The point here is simple. While birth control costs more than nothing, it costs less than an abortion and much less than having a baby. From a social point of view, unless we’re not going to subsidize consumption of health care services at all (which would be a really drastic change from the status quo) then it makes a ton of sense to heavily subsidize contraceptives. Now of course sometimes the economically rational course of action (kill everyone in Alberta and steal their oil) is immoral (killing is wrong) and therefore we don’t do it. But just on the dollars and cents subsidizing birth control is a no-brainer. The unfortunate thing is that under the American setup the subsidies tend to be passed through the employer, which has set the stage for this controversy.
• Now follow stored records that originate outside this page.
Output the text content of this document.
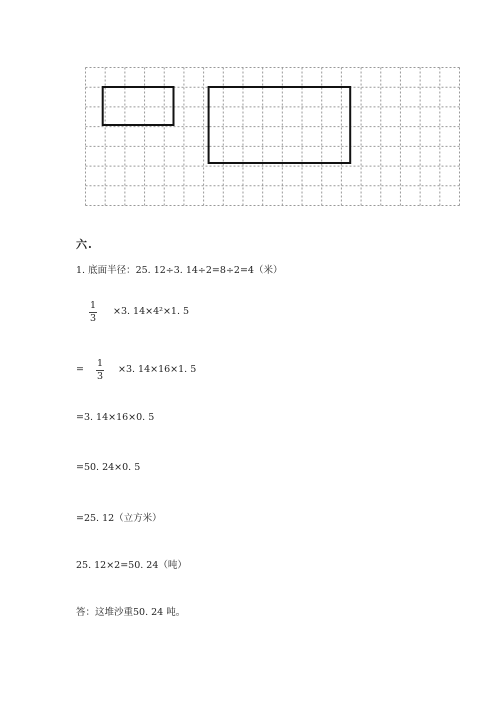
六.
1. 底面半径：25. 12÷3. 14÷2=8÷2=4（米）
1
3
×3. 14×4²×1. 5
=
1
3
×3. 14×16×1. 5
=3. 14×16×0. 5
=50. 24×0. 5
=25. 12（立方米）
25. 12×2=50. 24（吨）
答：这堆沙重50. 24 吨。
Another point worth making is that this is one of these issues where the actual incidence of the costs of a policy and the legislative incidence are going to be quite different. Liberals often like making “employers” pay for things as an alternative to taxing people. But in practice, employers are making a tradeoff between health care spending and wages. If your employer shifts from not subsidizing contraceptives to subsidizing them, what happens is that the workers who don’t use contraceptives are providing cross-subsidy to those who do. It’s in effect the same as financing a free birth control policy through a tiny increase in the payroll tax, which seems to me like a totally reasonable course of action, but like it or not employers are only bearing the cost in a very formalistic sense.